Сумма долга все росла. Ванюшка уже перестал надеяться на удачу. Глухое отчаяние все более охватывало его.

«Боженька, миленький, помоги мне отыграться...» — Ванюшка уже мысленно обращался к неведомому богу. Но бог почему-то не хотел помочь Ванюшке, и он продолжал проигрывать.

— Три рубля! — звонко крикнул кто-то из ребят, окруживших игроков плотным кольцом.

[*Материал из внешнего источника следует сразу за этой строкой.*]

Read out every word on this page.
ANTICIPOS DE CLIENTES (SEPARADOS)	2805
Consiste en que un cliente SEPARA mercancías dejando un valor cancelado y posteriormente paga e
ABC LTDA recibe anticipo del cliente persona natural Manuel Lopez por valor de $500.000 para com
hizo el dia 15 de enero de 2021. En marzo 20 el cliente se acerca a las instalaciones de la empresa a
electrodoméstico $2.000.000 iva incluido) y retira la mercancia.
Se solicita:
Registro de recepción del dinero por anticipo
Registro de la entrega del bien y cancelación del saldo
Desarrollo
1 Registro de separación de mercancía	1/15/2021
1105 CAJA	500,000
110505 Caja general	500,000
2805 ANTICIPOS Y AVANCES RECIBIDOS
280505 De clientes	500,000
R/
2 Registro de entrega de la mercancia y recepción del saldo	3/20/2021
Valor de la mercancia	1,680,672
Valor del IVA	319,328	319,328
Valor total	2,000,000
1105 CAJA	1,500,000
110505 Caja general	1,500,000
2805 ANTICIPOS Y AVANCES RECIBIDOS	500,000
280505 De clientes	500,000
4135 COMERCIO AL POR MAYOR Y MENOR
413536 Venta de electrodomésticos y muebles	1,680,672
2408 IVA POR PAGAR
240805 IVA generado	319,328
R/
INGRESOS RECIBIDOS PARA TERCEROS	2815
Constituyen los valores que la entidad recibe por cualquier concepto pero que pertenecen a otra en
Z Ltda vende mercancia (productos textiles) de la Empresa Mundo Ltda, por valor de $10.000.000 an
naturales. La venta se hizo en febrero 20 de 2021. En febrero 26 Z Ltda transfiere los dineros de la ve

Серега, попридержав свой пятак, тоже предупредил:

— Смотри, хмырь! За тобой три целковика.

«Играй!» — хотел крикнуть Ванюшка, но голос ему изменил, он только прохрипел.

— Кончай. Чайник! — вдруг приказал Цветок, подойдя к Ванюшке и силой отводя его в сторону.

— Хватит, Чайник! Хватит, больше не играй! — послышались голоса и со стороны.

— Хватит так хватит, — отозвался и Копейка, убирая свой счастливый пятак в карман жилетки.

...Ванюшка открыл глаза и вытер грязной дрожащей рукой выступившую на лбу холодную испарину. Закрыв глаза, он снова увидел Копейку.

— Когда отдашь?

— Отдам. — Ванюшка содрогнулся, услышав свой ответ.

Дед ушел. Мать, мельком взглянув на Ванюшку, тоже ушла, хлопнув в коридоре дверью. В небольшой двухкомнатной квартире на третьем этаже, оклеенной простенькими обоями и заставленной старой поломанной мебелью, остались только Ванюшка и бабушка Настасья Ильинична.

Со все возрастающей тоской, ворочаясь на своем матрасе, думал Ванюшка о злосчастном проигрыше. Где взять три рубля? Он забрал свою копилку — игрушечный почтовый ящик с орлом — под одеяло, еще раз тщательно пересчитал находившиеся там капиталы. Было в копилке всего рубль с мелочью. Затем снова повесил «почтовый ящик» на стену и залез под одеяло. Сколько Ванюшка ни лежал на своем матрасе, ни ломал голову, он ни к чему не пришел. Но придумать нужно было если не сегодня, то завтра или в конце недели. Иначе по неписаным мальчишеским законам Скобского дворца попадал Ванюшка в кабалу к Копейке. Мог тот мытарить Ванюшку как хотел, пока числился долг.